I hope not. There's an absurd amount of dumb money floating around, and YoY inflation is still at 6.5%. Higher interest rates are going to force companies and investors to actually post profits instead of functioning as giant leeches on the economy.
And in the housing market as well. All sorts of silly things have happened with home prices due to all the cheap money.
The Fed uses PCE. It is likely to behave similarly to CPI, though part of the reason the Fed has been as aggressive as long as it has is that PCE diverged more than is historically common from CPI during the inflation spike, spiking higher and coming down more slowly..
https://www.cmegroup.com/markets/interest-rates/cme-fedwatch...
For context:
https://www.macrotrends.net/2015/fed-funds-rate-historical-c...
I couldn't find this particular piece of data published anywhere, but I did a little math and arrived at an annualized rate of inflation for the last 6 months of 5.85%, well above the 2% target.
They’ve barely unwound any of the Feds balance sheet. I think it’s ridiculous for the markets to assume the fight is over and position for a pivot.
Imagine what would happen if the fed started selling $100B+ in treasuries per month. EVENTUALLY we’re gonna have to address that plus our enormous congressional deficit.
It doesn’t take a genius to observe cash is GUARANTEED to loose value. In the current environment it’s the least safe asset…it just doesn’t have the same volatility to it!
In that sense the inflation is now baked in, and we only make future increases slower but we don't unwind back to the original price without some serious deflation.
* Fuel oil -16.6%, biggest decline since February 1990
Seems important to point out to anyone reading your comment
I don’t care what the government publishes. My friends around the country all confirm this. My own bills (I track itemized) show it as well. Though, to your point, much of the increase occurred in 2021 - it just never came down.
2. Fuel is only down because the US has used its strategic reserve to increase supply. At the same time demand dropped dramatically, with China lockdowns & increased prices forcing manufacturing / transportation to cease.
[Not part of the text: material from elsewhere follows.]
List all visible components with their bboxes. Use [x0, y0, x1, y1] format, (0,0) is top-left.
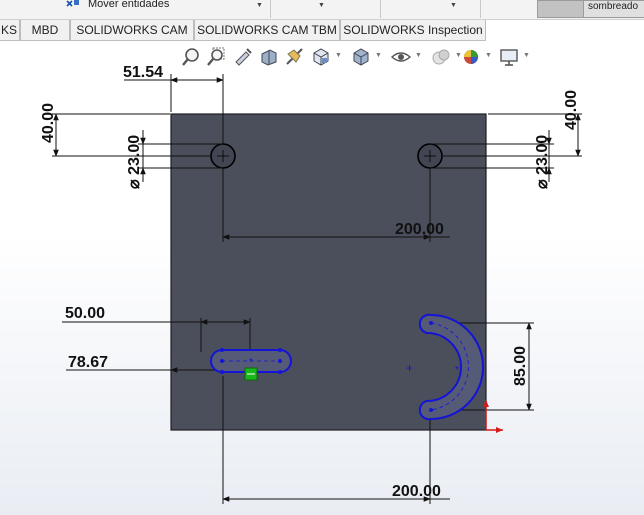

Now the election season is over I suspect the strategic reserve will stop being drained; further if price caps work on Russia… we will see a massive reduction in the global fuel supply (Russia will just stop pumping as its unprofitable).
This is not a meaningful phrase.
in any case, I adjusted the comment to clarify
What I'm trying to say is, unless for investment or research, these data doesn't have much to do with we as individuals. You can see people arguing that "You all feel X goes up but I don't feel that", and I'm just saying the same thing but from a different perspective.